The Consolation of Amnesia and Nonexistence

The worst part about getting old is dying. Freud said the reality of death makes life inherently tragic and that life requires, basically, that we not think about it as long as possible. Fine, but the day arrives when you open your eyes and, even if you’ve enjoyed a life without the constant haunting of depression, you have the experience of nonexistence.

That happened to me on April 12. It is virtually impossible to describe, since nonexistence means you have no self-awareness. On that afternoon I found myself talking to a doctor. I had no idea who he was or where I was. It turned out I was in the emergency room of Emory Midtown Hospital. The doctor told me I’d been in a traffic accident after apparently having a seizure. This occurred, he said, near the state Capitol. He said the driver of the other car was also brought to the hospital, but immediately released because she had no injuries at all.

I had utterly no memory of what happened, and I still don’t. It occurred about four hours before I became self-aware, so I also didn’t recall the CT scan or the countless lab tests I was given, none of which showed abnormal results. The doctor wanted me to stay overnight so a neurologist could see me the next morning. Of course, my insurer, Kaiser, insisted I be discharged and see one of their doctors instead. The discharge papers said I was suffering an hours-long episode of amnesia after a seizure.

Here’s the odd thing. Because I had no memory of the incident, I did not feel particularly upset. I have virtually no trust in the medical system. In fact, when I was 27, I had a classic near-death experience at Piedmont Hospital because the doctor I’d been assigned could not diagnose me and was apparently too vain to consult a specialist until my life began to evaporate. I remember all of that, and the classic narrative changed my life profoundly for many years.

The next day, I took an Uber to the lot where the city tows cars. I was dreading to see the damage on the car I’d wrecked. There was none. I asked the clerk where I could find an accident report. “From the police, of course,” she said. She explained there was also a website that reported accidents. I watched it for the next week and never saw anything. I called the city.

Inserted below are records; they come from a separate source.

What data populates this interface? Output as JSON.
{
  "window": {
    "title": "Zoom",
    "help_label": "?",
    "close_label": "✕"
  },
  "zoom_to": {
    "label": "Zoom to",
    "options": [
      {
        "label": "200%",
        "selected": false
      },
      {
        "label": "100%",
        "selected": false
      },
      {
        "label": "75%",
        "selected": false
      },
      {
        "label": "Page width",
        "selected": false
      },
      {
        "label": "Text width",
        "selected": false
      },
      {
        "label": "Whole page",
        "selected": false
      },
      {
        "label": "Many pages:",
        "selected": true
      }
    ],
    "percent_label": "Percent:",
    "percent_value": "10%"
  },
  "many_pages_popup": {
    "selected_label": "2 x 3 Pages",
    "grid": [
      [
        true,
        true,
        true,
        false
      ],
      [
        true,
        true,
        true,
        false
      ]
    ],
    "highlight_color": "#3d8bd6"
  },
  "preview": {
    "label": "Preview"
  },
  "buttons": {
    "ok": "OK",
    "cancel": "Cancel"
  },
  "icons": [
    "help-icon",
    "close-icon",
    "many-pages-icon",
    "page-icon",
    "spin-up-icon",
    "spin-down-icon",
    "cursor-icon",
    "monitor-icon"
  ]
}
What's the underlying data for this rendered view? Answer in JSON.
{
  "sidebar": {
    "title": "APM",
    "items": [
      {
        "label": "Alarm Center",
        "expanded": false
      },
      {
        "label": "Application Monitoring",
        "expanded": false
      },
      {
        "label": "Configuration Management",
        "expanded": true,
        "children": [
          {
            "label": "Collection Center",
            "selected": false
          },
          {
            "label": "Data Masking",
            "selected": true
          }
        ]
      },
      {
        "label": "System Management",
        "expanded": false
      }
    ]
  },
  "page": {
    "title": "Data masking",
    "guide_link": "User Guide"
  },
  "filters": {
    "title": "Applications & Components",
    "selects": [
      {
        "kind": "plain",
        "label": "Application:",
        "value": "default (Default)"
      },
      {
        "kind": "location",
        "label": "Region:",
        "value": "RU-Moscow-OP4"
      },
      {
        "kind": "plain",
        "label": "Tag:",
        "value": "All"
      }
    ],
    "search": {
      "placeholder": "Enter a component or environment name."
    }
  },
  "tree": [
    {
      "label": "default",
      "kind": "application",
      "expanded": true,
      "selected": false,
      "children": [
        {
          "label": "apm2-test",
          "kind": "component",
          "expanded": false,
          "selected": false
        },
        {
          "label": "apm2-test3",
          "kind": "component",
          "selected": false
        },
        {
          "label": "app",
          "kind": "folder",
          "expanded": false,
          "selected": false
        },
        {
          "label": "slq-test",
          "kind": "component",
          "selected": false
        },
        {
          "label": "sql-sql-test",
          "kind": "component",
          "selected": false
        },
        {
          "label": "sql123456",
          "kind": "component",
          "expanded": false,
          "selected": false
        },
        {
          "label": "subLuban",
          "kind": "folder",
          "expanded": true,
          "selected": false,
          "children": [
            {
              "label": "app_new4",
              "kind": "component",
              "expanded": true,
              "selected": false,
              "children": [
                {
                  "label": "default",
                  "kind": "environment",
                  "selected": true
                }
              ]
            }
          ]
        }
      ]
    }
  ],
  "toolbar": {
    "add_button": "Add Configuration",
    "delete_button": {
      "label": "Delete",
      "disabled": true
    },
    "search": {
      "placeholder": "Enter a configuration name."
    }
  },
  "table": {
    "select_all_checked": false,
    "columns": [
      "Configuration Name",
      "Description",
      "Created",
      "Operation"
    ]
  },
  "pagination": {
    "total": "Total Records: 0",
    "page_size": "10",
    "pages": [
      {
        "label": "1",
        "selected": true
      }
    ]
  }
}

They had no record of an accident — just a report that my car had been impounded. 

I asked if I could talk to the cop who was at the scene. Over a week later, he called and told me there was indeed no accident, that I had parked in the middle of the road, that I was “out of it,” and the EMTs called to the scene took me to the hospital.

In the weeks that followed, I had an EEG, an MRI, a spinal tap, and over 30 lab tests. An echocardiogram is on the way. I kept telling my neurologist that I knew what had occurred. I had increased the dose of a new medication the night before and I’d taken it with my usual dose of Ambien plus an earlier small dose of Xanax. I told her I read that the side effects of the new medication included exactly what I’d experienced and could be seriously exaggerated by the other drugs. It turns out I’d also prepared a dessert at 3 am the night before and carried it upstairs. I had no memory of that either. The doctor dismissed my explanation, but the tests found nothing to explain the event. My MRI, however, turned up an almost certainly unrelated abnormality. The neurologist prescribed a brain biopsy. I haven’t arranged it yet. I’m convinced, having a history of medical errors that include the destruction of both my knees, that the brain surgeons will turn my biopsy into a lobotomy.

Amid all this drama, I keep returning to the fact that the amnesia, by basically destroying self-awareness, consoles me more than it troubles me. But I’m aware, too, that in the absence of my memory, the ER doctor constructed a fiction that my neurologist has struggled to reinforce. I have access to her notes and it’s clear she didn’t fully listen to my account of the drugs in our first appointment. Think about that. So much of our life stories is constructed and edited by others when our explanations don’t fit their own stories. I already knew this to some degree. It’s why, despite a Ph.D. and a master’s degree in psychology, I became a rebel.

My mother had a stroke that left her unable to read, write, walk, or talk for 15 years before dying. She did retain much self-awareness and frequently slashed at her throat with her index finger, obviously signifying her wish to die. She occupied a place between existence and nonexistence and was denied full access to the latter. Now I understand the consolation that nonexistence ultimately can be.